If the GC moves the array, which becomes unlikely once the pooled arrays get moved into gen2, the worst case is a single operation runs on unaligned memory. You'll also find my 'guardrails' feature in there, in which I mark the areas outside my aligned-offset buffer segment with a byte pattern and then check that those bytes weren't touched when the buffer is returned. It's a super quick way to check for overruns when you're going unsafe.

[antonfirsov]

Thanks @benaadams @saucecontrol for the suggestion! I also considered this idea, but discarded it, since we can not use explicit aligned Load/Store intrinsics without guaranteed alignment. I guess it's no longer important on today's CPU's? What about non-temporal stores which also need a guarantee on alignment?

[benaadams]

What about non-temporal stores which also need a guarantee on alignment?

Are they useful here? They update main memory but don't update cache; so would be good for data that becomes idle after store, however I assume it would be often read back to flow into next stage so it would be good to have the data in cache?

[antonfirsov]

Our internal primitives usually process data in batches, for example: https://github.com/SixLabors/ImageSharp/blob/4aed9f41d6feecd43b78f93db8b3343ee22f8d72/src/ImageSharp/Common/Helpers/SimdUtils.cs#L98

Such an batch is typically called for a pixel row (which is a lot of data), then the buffer in dest is passed to the next operation in the pipeline. We do the stores into dest, and we do not read them back before the batch is finished for the whole pixel row.
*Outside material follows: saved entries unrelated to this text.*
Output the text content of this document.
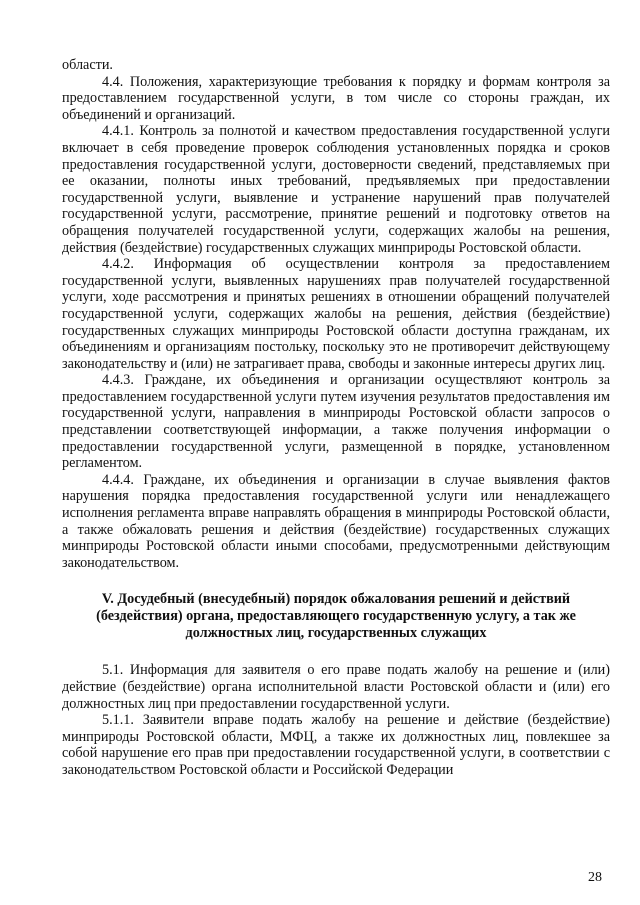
области.

4.4. Положения, характеризующие требования к порядку и формам контроля за предоставлением государственной услуги, в том числе со стороны граждан, их объединений и организаций.

4.4.1. Контроль за полнотой и качеством предоставления государственной услуги включает в себя проведение проверок соблюдения установленных порядка и сроков предоставления государственной услуги, достоверности сведений, представляемых при ее оказании, полноты иных требований, предъявляемых при предоставлении государственной услуги, выявление и устранение нарушений прав получателей государственной услуги, рассмотрение, принятие решений и подготовку ответов на обращения получателей государственной услуги, содержащих жалобы на решения, действия (бездействие) государственных служащих минприроды Ростовской области.

4.4.2. Информация об осуществлении контроля за предоставлением государственной услуги, выявленных нарушениях прав получателей государственной услуги, ходе рассмотрения и принятых решениях в отношении обращений получателей государственной услуги, содержащих жалобы на решения, действия (бездействие) государственных служащих минприроды Ростовской области доступна гражданам, их объединениям и организациям постольку, поскольку это не противоречит действующему законодательству и (или) не затрагивает права, свободы и законные интересы других лиц.

4.4.3. Граждане, их объединения и организации осуществляют контроль за предоставлением государственной услуги путем изучения результатов предоставления им государственной услуги, направления в минприроды Ростовской области запросов о представлении соответствующей информации, а также получения информации о предоставлении государственной услуги, размещенной в порядке, установленном регламентом.

4.4.4. Граждане, их объединения и организации в случае выявления фактов нарушения порядка предоставления государственной услуги или ненадлежащего исполнения регламента вправе направлять обращения в минприроды Ростовской области, а также обжаловать решения и действия (бездействие) государственных служащих минприроды Ростовской области иными способами, предусмотренными действующим законодательством.

V. Досудебный (внесудебный) порядок обжалования решений и действий (бездействия) органа, предоставляющего государственную услугу, а так же должностных лиц, государственных служащих

5.1. Информация для заявителя о его праве подать жалобу на решение и (или) действие (бездействие) органа исполнительной власти Ростовской области и (или) его должностных лиц при предоставлении государственной услуги.

5.1.1. Заявители вправе подать жалобу на решение и действие (бездействие) минприроды Ростовской области, МФЦ, а также их должностных лиц, повлекшее за собой нарушение его прав при предоставлении государственной услуги, в соответствии с законодательством Ростовской области и Российской Федерации

28
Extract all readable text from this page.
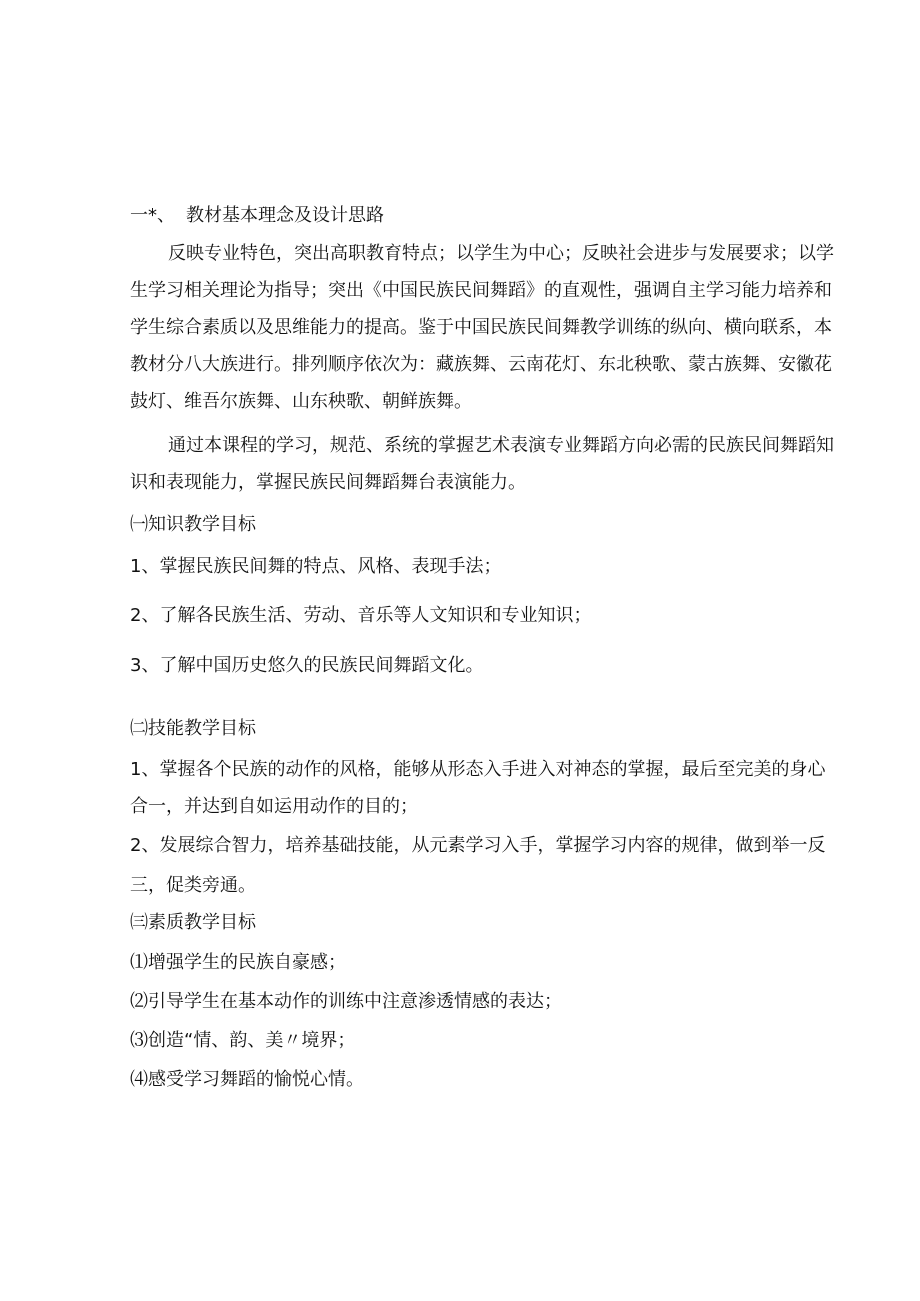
一*、 教材基本理念及设计思路
反映专业特色，突出高职教育特点；以学生为中心；反映社会进步与发展要求；以学
生学习相关理论为指导；突出《中国民族民间舞蹈》的直观性，强调自主学习能力培养和
学生综合素质以及思维能力的提高。鉴于中国民族民间舞教学训练的纵向、横向联系，本
教材分八大族进行。排列顺序依次为：藏族舞、云南花灯、东北秧歌、蒙古族舞、安徽花
鼓灯、维吾尔族舞、山东秧歌、朝鲜族舞。
通过本课程的学习，规范、系统的掌握艺术表演专业舞蹈方向必需的民族民间舞蹈知
识和表现能力，掌握民族民间舞蹈舞台表演能力。
㈠知识教学目标
1、掌握民族民间舞的特点、风格、表现手法；
2、了解各民族生活、劳动、音乐等人文知识和专业知识；
3、了解中国历史悠久的民族民间舞蹈文化。
㈡技能教学目标
1、掌握各个民族的动作的风格，能够从形态入手进入对神态的掌握，最后至完美的身心
合一，并达到自如运用动作的目的；
2、发展综合智力，培养基础技能，从元素学习入手，掌握学习内容的规律，做到举一反
三，促类旁通。
㈢素质教学目标
⑴增强学生的民族自豪感；
⑵引导学生在基本动作的训练中注意渗透情感的表达；
⑶创造“情、韵、美〃境界；
⑷感受学习舞蹈的愉悦心情。
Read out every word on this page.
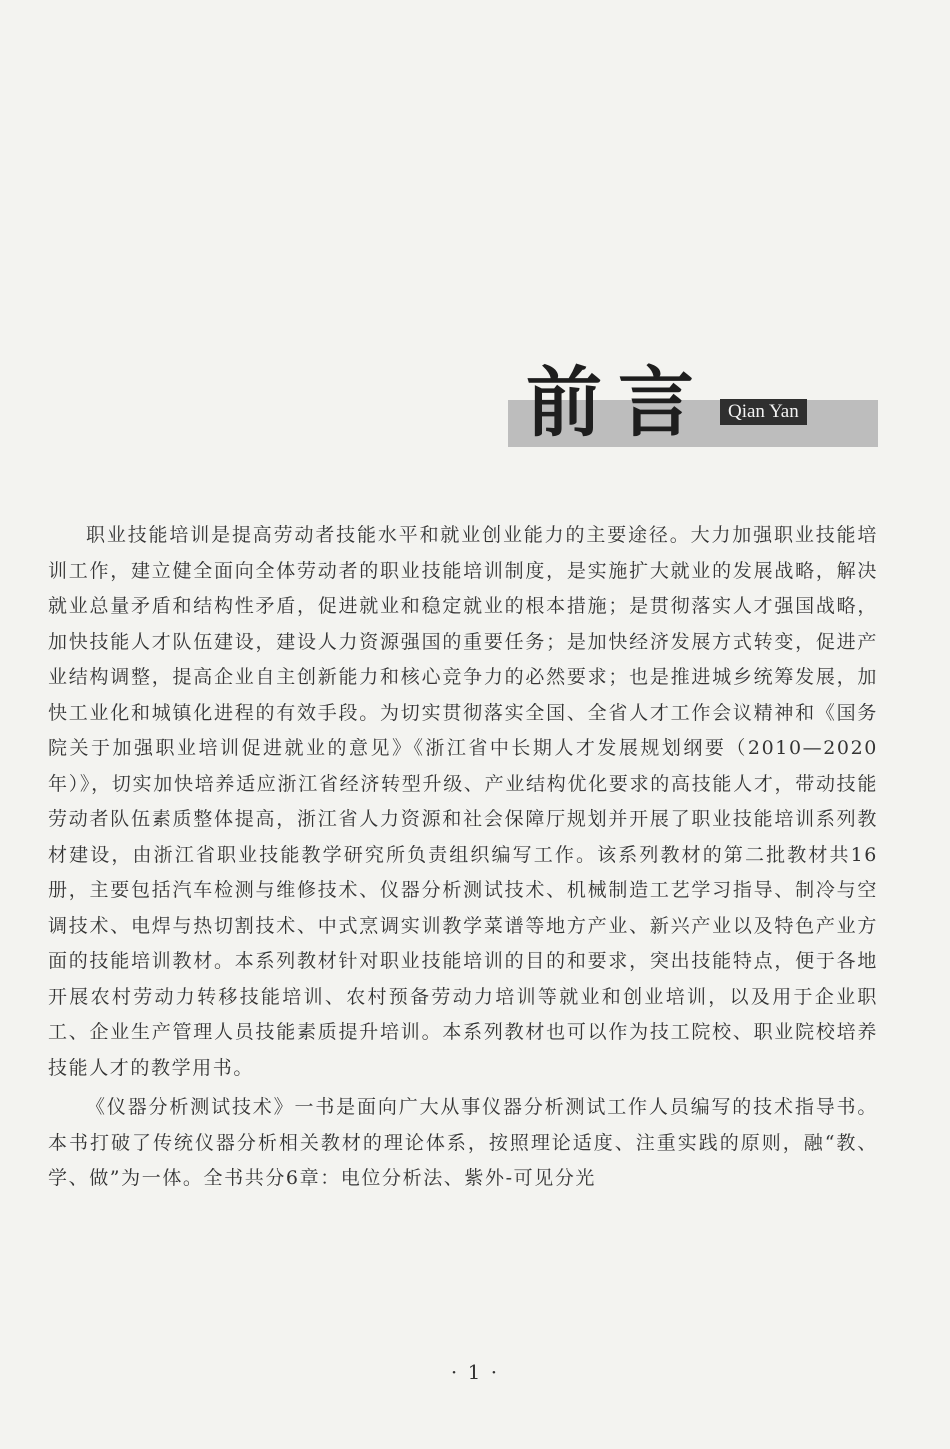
前言 Qian Yan

职业技能培训是提高劳动者技能水平和就业创业能力的主要途径。大力加强职业技能培训工作，建立健全面向全体劳动者的职业技能培训制度，是实施扩大就业的发展战略，解决就业总量矛盾和结构性矛盾，促进就业和稳定就业的根本措施；是贯彻落实人才强国战略，加快技能人才队伍建设，建设人力资源强国的重要任务；是加快经济发展方式转变，促进产业结构调整，提高企业自主创新能力和核心竞争力的必然要求；也是推进城乡统筹发展，加快工业化和城镇化进程的有效手段。为切实贯彻落实全国、全省人才工作会议精神和《国务院关于加强职业培训促进就业的意见》《浙江省中长期人才发展规划纲要（2010—2020年）》，切实加快培养适应浙江省经济转型升级、产业结构优化要求的高技能人才，带动技能劳动者队伍素质整体提高，浙江省人力资源和社会保障厅规划并开展了职业技能培训系列教材建设，由浙江省职业技能教学研究所负责组织编写工作。该系列教材的第二批教材共16册，主要包括汽车检测与维修技术、仪器分析测试技术、机械制造工艺学习指导、制冷与空调技术、电焊与热切割技术、中式烹调实训教学菜谱等地方产业、新兴产业以及特色产业方面的技能培训教材。本系列教材针对职业技能培训的目的和要求，突出技能特点，便于各地开展农村劳动力转移技能培训、农村预备劳动力培训等就业和创业培训，以及用于企业职工、企业生产管理人员技能素质提升培训。本系列教材也可以作为技工院校、职业院校培养技能人才的教学用书。

《仪器分析测试技术》一书是面向广大从事仪器分析测试工作人员编写的技术指导书。本书打破了传统仪器分析相关教材的理论体系，按照理论适度、注重实践的原则，融“教、学、做”为一体。全书共分6章：电位分析法、紫外-可见分光

· 1 ·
From this I assumed they might be useful for us, but I'm not sure, most of this stuff is new for me.

[benaadams]

L2 Cache is 256KB+ per core and L3 is 9MB+; so would be a lot of data for a row?

[saucecontrol]

NT stores are one of those things where you really need to be sure you're smarter than the processor before you do it. Sort of the same as prefetch these days... the processor will do better than you at managing the cache 99% of the time. You're looking at latencies in the neighborhood of 400 cycles for an NT store, which only works out if the processor is filling the cache with something else as you're storing straight to memory.

[antonfirsov]

Ah right! I completely forgot for a moment that L2 & L3 is also a thing 😅

[antonfirsov]

@saucecontrol btw GUARDRAILS is a great trick, we should adapt it in debug runs, I wonder how many security bugs would that unveil.

[saucecontrol]

I'm sure you would have heard about it by now if ImageSharp had any overruns 😆

It's more a time saver because it gives you instant feedback when you screw up and gives you a really solid idea where. With the array pool handing out bigger buffers than you ask for, those bugs can hide for a while. It's saved me a ton of debug time since I implemented it.